The legislative session began with signs of a more collaborative way of doing business at the Capitol.
Gov. Doug Ducey’s state of the state speech emphasized priorities that pleased Democrats — education and social issues.
New Republican leaders of the House and Senate gave Democratic bills a chance.
But when it came down to the rough dealing in the last weeks of the session on the issue that mattered most — K-12 education and teacher pay — the two parties went their own ways and the ruling party got its way.
The resulting budget features marginally improved funding for education and teachers specifically, rather than a big boost to teachers, and passage of a few pet projects favored by key Republicans.
Ducey’s staff and supporters say the budget passed last week is a big win for education in Arizona. It includes a 1 percent pay raise for teachers each of the next two years, and about $38 million for performance-based funding for schools with high test scores.
“We see it as a step in the right direction,” Ducey spokesman Daniel Scarpinato told me. “It’s not the end of the road. He’d like to see more money go to teachers’ salaries.”
Eileen Sigmund, director of the Arizona Charter School Association, which is largely allied with Republicans, emerged content from the session, especially with the performance-funding money.
“Our charter schools were created to improve school achievement and provide choice,” she said Tuesday. The budget “delivers and supports the schools that create the best outcomes for kids.”
They were on the winning side. Their implication was that the right ideas won. And they have a right to that point of view.
But it was also a simple question of might winning. In Arizona, the might is on the right. So in the end, teachers and schools got ... something, not a lot.
A bit of cross-party negotiation occurred before this seemingly inevitable conclusion was reached. Much of it was over the plan for the universities to float $1 billion worth of bonds in order to pay for deferred maintenance and new research facilities.
The Democrats went to the governor and said they would support his university plan, which at the time lacked Republican votes, if he would support a 4 percent raise for teachers and a resumption of two years of eligibility, instead of one, for the Temporary Assistance for Needy Families program.
“We had an opportunity to give teachers a 4 percent raise,” Joe Thomas, president of the Arizona Education Association, said. “Instead of that, the governor decided he wanted to fund some pet projects and work backroom deals to get his budget passed.”
The governor’s side would say that isn’t true. The Democrats came in with unrealistic demands and wouldn’t budge, so the governor simply went a different route and dealt with Republicans to get the deals done and the budget passed.
But the Democrats said, in the end, they are Democrats. They’re a minority. They don’t have real leverage or even a hand to overplay.
“We don’t have a hand. We’re the minority,” said Sen. Steve Farley, the Tucson Democrat who is assistant minority leader. “Republicans have the overwhelming majority and all the levers of power.”

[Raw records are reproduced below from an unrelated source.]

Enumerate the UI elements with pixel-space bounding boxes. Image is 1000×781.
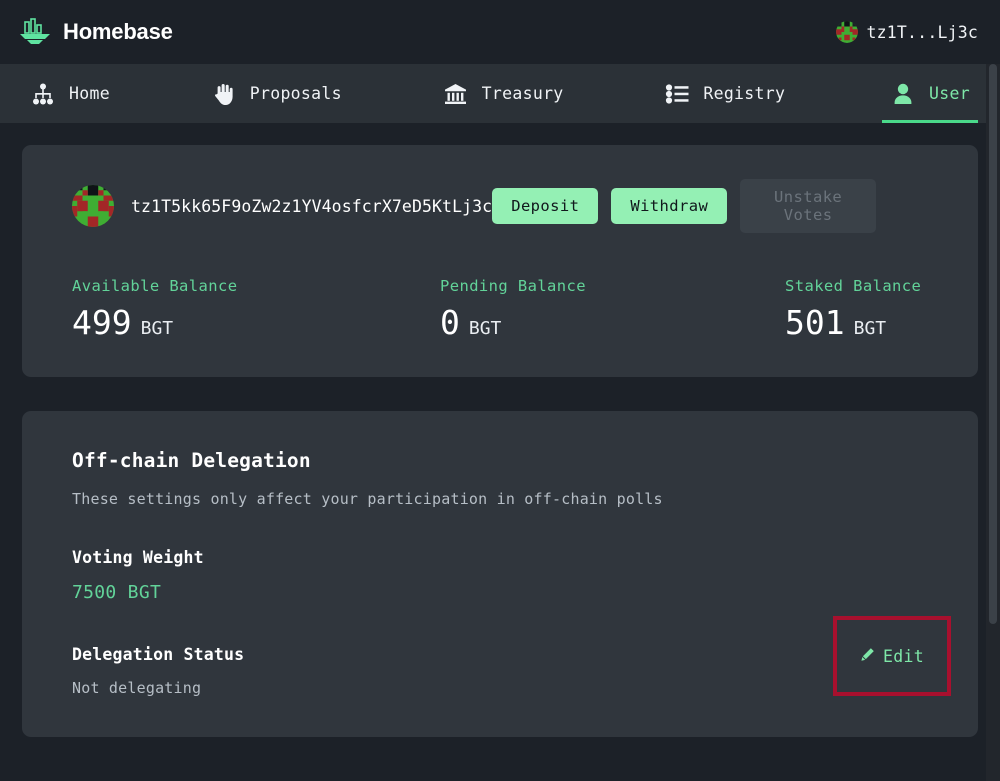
account-actions: Deposit Withdraw Unstake Votes [492, 179, 928, 233]
account-header-row: tz1T5kk65F9oZw2z1YV4osfcrX7eD5KtLj3c Dep… [72, 179, 928, 233]
nav-item-treasury[interactable]: Treasury [439, 64, 568, 123]
nav-label-user: User [929, 84, 970, 103]
brand[interactable]: Homebase [18, 17, 173, 47]
nav-gap-1 [114, 64, 207, 123]
delegation-status-value: Not delegating [72, 679, 928, 697]
app-header: Homebase tz1T...Lj3c [0, 0, 1000, 64]
nav-label-proposals: Proposals [250, 84, 342, 103]
edit-delegation-button[interactable]: Edit [860, 647, 924, 666]
person-icon [890, 81, 916, 107]
staked-balance-unit: BGT [854, 320, 887, 338]
nav-item-proposals[interactable]: Proposals [207, 64, 346, 123]
delegation-subtitle: These settings only affect your particip… [72, 490, 928, 508]
wallet-address-short: tz1T...Lj3c [867, 23, 978, 42]
delegation-status-label: Delegation Status [72, 645, 928, 664]
withdraw-button[interactable]: Withdraw [611, 188, 727, 224]
nav-item-registry[interactable]: Registry [660, 64, 789, 123]
nav-item-user[interactable]: User [882, 64, 978, 123]
available-balance: Available Balance 499 BGT [72, 277, 440, 339]
pending-balance-value: 0 BGT [440, 306, 785, 339]
staked-balance: Staked Balance 501 BGT [785, 277, 921, 339]
available-balance-value: 499 BGT [72, 306, 440, 339]
brand-name: Homebase [63, 19, 173, 45]
account-identity: tz1T5kk65F9oZw2z1YV4osfcrX7eD5KtLj3c [72, 185, 492, 227]
identicon-avatar [72, 185, 114, 227]
bullet-list-icon [664, 81, 690, 107]
account-card: tz1T5kk65F9oZw2z1YV4osfcrX7eD5KtLj3c Dep… [22, 145, 978, 377]
page-scrollbar-track[interactable] [986, 64, 1000, 781]
nav-label-home: Home [69, 84, 110, 103]
edit-button-label: Edit [883, 647, 924, 666]
available-balance-unit: BGT [141, 320, 174, 338]
nav-gap-3 [568, 64, 661, 123]
nav-item-home[interactable]: Home [26, 64, 114, 123]
page-scrollbar-thumb[interactable] [989, 64, 997, 624]
nav-label-treasury: Treasury [482, 84, 564, 103]
voting-weight-value: 7500 BGT [72, 582, 928, 603]
nav-gap-4 [789, 64, 882, 123]
delegation-card: Off-chain Delegation These settings only… [22, 411, 978, 737]
staked-balance-amount: 501 [785, 306, 845, 339]
pending-balance-label: Pending Balance [440, 277, 785, 295]
sitemap-icon [30, 81, 56, 107]
edit-button-highlight: Edit [833, 616, 951, 696]
staked-balance-value: 501 BGT [785, 306, 921, 339]
balances-row: Available Balance 499 BGT Pending Balanc… [72, 277, 928, 339]
account-address: tz1T5kk65F9oZw2z1YV4osfcrX7eD5KtLj3c [131, 197, 492, 216]
deposit-button[interactable]: Deposit [492, 188, 598, 224]
pending-balance-unit: BGT [469, 320, 502, 338]
nav-gap-2 [346, 64, 439, 123]
voting-weight-label: Voting Weight [72, 548, 928, 567]
pencil-icon [860, 647, 875, 666]
nav-label-registry: Registry [703, 84, 785, 103]
pending-balance: Pending Balance 0 BGT [440, 277, 785, 339]
wallet-chip[interactable]: tz1T...Lj3c [836, 21, 978, 43]
delegation-title: Off-chain Delegation [72, 449, 928, 472]
bar-chart-logo-icon [18, 17, 52, 47]
unstake-votes-button: Unstake Votes [740, 179, 876, 233]
main-nav: Home Proposals Treasury [0, 64, 1000, 123]
bank-icon [443, 81, 469, 107]
page-content: tz1T5kk65F9oZw2z1YV4osfcrX7eD5KtLj3c Dep… [0, 123, 1000, 781]
raised-hand-icon [211, 81, 237, 107]
staked-balance-label: Staked Balance [785, 277, 921, 295]
available-balance-label: Available Balance [72, 277, 440, 295]
wallet-identicon [836, 21, 858, 43]
available-balance-amount: 499 [72, 306, 132, 339]
pending-balance-amount: 0 [440, 306, 460, 339]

The assistant minority leader in the House, Tucson Democratic Rep. Randy Friese, put it this way: “He chose to make small deals on pet projects with Republicans to get them on board, rather than have the Democratic caucus play a role.”
So, instead of forcing through bigger raises to appease Democrats, Ducey went to individual Republicans who were holding out their votes on the university bonding bill. Among the concessions they got were:
- A $12 million income-tax cut in the form of an increase in personal tax exemptions.
- A change in the law covering municipal sales-tax elections, meaning they will no longer be allowed in odd-numbered years.
- A couple million more going to the so-called “freedom schools” at the University of Arizona and ASU.
You may recall these are institutes at each school founded by wealthy conservatives to promote free-market and supply-side ideas, which also received special multimillion-dollar appropriations last year. So, instead of bigger raises for teachers demanded by Democrats in negotiations, we got those items demanded by certain Republicans. Not a great trade-off.
Dan Hunting, a senior policy analyst at ASU’s Morrison Institute, wrote a report that came out this month on Arizona’s teacher problem. He told me nothing the Legislature did this year is likely to make a big difference in terms of teacher recruitment and retention.
Even SB 1062, which eased certification requirements for people with expertise in a given field, is likely to bring into teaching many people who don’t end up staying, he said.
“A bunch of research has been done on alternate certifications,” he said. “You get a few people to go into the classroom and give it a try. They don’t stay around. They leave the classroom at a much higher rate.”
As to the raises, he said, “A 1 percent pay raise just means you aren’t falling behind as fast as you were.”
“Even if we had a 4 percent raise, which is what Dems wanted, it would take a lot of 4 percent raises to get us up to the national average.”
And pay is only one of several reasons teachers flee. Workload is another that could be addressed by increased funding.
But in the end, the party divide persisted in Phoenix, and the gains made by teachers and public schools were marginal.